Joe Biden est allé plus loin, et a cherché à peser sur la forme même du secteur. Sa loi sur la réduction de l’inflation prévoyait une enveloppe de 400 milliards de dollars en soutien aux énergies renouvelables. La loi CHIPS and Science Act accordait 39 milliards de dollars de subventions pour la fabrication de semi-conducteurs aux Etats-Unis. Sur cette somme, Intel a reçu 8,5 milliards de dollars, ce qui a légitimé la demande de démission du numéro un de l’entreprise par Donald Trump, au motif qu’il aurait eu des liens avec la Chine. A ce jour, Intel a refusé cette demande. 
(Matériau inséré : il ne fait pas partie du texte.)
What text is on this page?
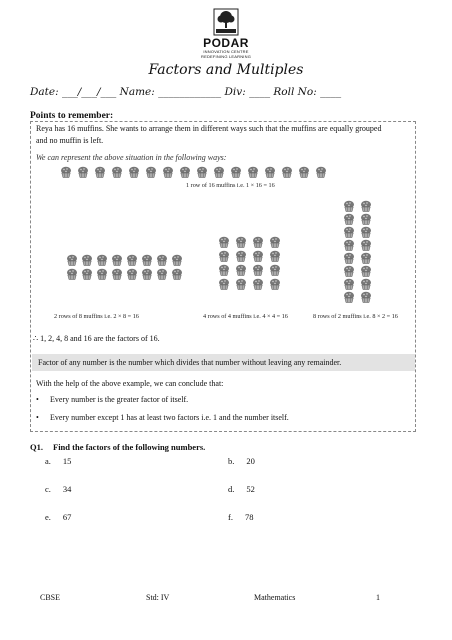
PODAR
INNOVATION CENTRE
REDEFINING LEARNING
Factors and Multiples
Date: ___/___/___ Name: ____________ Div: ____ Roll No: ____
Points to remember:
Reya has 16 muffins. She wants to arrange them in different ways such that the muffins are equally grouped
and no muffin is left.
We can represent the above situation in the following ways:
1 row of 16 muffins i.e. 1 × 16 = 16
2 rows of 8 muffins i.e. 2 × 8 = 16	4 rows of 4 muffins i.e. 4 × 4 = 16	8 rows of 2 muffins i.e. 8 × 2 = 16
∴ 1, 2, 4, 8 and 16 are the factors of 16.
Factor of any number is the number which divides that number without leaving any remainder.
With the help of the above example, we can conclude that:
• Every number is the greater factor of itself.
• Every number except 1 has at least two factors i.e. 1 and the number itself.
Q1. Find the factors of the following numbers.
a. 15	b. 20
c. 34	d. 52
e. 67	f. 78
CBSE	Std: IV	Mathematics	1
Joe Biden est allé à l’encontre de la direction et des actionnaires de U.S. Steel pour bloquer le rachat par Nippon Steel, même si son équipe n’y voyait aucun risque pour la sécurité nationale. Donald Trump est revenu sur ce veto, tout en s’octroyant la « golden share », qu’il pourra utiliser pour peser sur les décisions de l’entreprise. Sur le fond comme sur la forme, cet avantage ressemble fortement aux actions préférentielles que les entreprises privées chinoises doivent émettre à l’intention du PCC. 

L’administration Biden avait envisagé un fonds souverain destiné à financer des projets stratégiques mais risqués sur le plan commercial, tels que les minéraux critiques — un secteur dominé par la Chine. Le mois dernier, le département de la Défense a annoncé une prise de participation de 15 % dans MP Minerals, qui extrait de tels minéraux. 

En Occident, nombreux sont ceux qui admirent la Chine pour sa capacité à dynamiser la croissance par des projets d’infrastructure massifs, des progrès scientifiques et la promotion de certains secteurs. Dans ce domaine, les Etats-Unis sont souvent pénalisés par le jeu des pouvoirs et des contre-pouvoirs et les compromis propres à une démocratie pluraliste. 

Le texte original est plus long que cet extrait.